Evolutionary Computation for Feature Selection and Instance Selection in Large-Scale Classification

Classification is one of the most important tasks in real-world applications such as medical diagnosis, speech recognition, and object recognition. A small error in classification process can have a huge impact (e.g. inaccurate classification of disease can kill a patient, inaccurate classification of objects by a missile control system might miss enemy's aircraft, etc.). However, many classification tasks involve a large number of features and instances, where existing classification techniques take a long time to train a classifier and achieve poor classification performance. Solving such tasks typically requires feature selection and/or instance selection as a pre-processing step to reduce the size of the data. This project focus on developing new feature selection algorithms based evolutionary computation techniques.
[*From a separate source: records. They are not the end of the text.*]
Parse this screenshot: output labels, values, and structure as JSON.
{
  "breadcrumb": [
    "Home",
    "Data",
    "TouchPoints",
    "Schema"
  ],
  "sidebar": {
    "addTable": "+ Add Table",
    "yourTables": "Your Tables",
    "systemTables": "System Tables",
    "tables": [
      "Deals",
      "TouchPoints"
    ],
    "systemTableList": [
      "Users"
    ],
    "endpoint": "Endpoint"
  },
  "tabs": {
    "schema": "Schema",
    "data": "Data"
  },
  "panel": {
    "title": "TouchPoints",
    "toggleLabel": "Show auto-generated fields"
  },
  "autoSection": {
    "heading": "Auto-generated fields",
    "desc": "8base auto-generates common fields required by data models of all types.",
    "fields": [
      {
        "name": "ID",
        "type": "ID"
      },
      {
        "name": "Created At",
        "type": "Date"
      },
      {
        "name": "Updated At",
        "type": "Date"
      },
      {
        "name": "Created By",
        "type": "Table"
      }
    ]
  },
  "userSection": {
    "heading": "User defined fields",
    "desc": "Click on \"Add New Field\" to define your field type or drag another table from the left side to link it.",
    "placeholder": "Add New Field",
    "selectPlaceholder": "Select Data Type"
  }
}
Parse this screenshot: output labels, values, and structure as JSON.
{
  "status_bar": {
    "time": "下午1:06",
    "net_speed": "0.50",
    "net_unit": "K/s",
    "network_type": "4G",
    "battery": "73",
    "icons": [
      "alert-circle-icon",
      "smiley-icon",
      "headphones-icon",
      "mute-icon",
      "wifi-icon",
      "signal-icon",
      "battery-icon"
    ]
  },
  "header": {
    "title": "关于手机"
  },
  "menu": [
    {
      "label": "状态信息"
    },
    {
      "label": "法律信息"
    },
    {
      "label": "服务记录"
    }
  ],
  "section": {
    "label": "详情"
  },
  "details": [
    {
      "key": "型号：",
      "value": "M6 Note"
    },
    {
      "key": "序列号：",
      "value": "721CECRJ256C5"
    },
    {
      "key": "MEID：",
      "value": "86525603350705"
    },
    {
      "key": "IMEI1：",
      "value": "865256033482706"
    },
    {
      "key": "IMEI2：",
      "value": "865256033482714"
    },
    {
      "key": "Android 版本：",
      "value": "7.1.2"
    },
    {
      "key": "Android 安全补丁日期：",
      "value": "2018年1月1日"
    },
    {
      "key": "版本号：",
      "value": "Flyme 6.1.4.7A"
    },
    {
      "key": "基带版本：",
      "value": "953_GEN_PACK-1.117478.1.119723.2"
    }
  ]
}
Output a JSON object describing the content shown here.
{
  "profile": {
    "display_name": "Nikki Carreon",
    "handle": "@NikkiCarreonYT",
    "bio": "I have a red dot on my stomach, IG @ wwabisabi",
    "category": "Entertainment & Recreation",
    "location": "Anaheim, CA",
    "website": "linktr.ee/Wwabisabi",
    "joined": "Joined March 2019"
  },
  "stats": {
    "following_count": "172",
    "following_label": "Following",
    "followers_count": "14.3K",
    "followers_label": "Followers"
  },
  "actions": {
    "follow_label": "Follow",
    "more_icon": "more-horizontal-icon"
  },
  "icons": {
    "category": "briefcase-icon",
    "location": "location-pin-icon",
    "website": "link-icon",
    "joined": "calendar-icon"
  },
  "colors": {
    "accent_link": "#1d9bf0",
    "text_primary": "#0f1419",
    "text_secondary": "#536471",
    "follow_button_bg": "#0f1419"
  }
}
The following objectives will be considered in this project (1) develop a new evolutionary feature selection algorithm to select a small subset of informative features to reduce the dimensionality of the data, (2) develop a new evolutionary instance selection algorithm to select a small set representative instances to describe the task, (3) propose a new evolutionary feature and instance selection approach that can reduce the size of the data, improve the representation power of the data, increase the classification accuracy and speed up the processing time.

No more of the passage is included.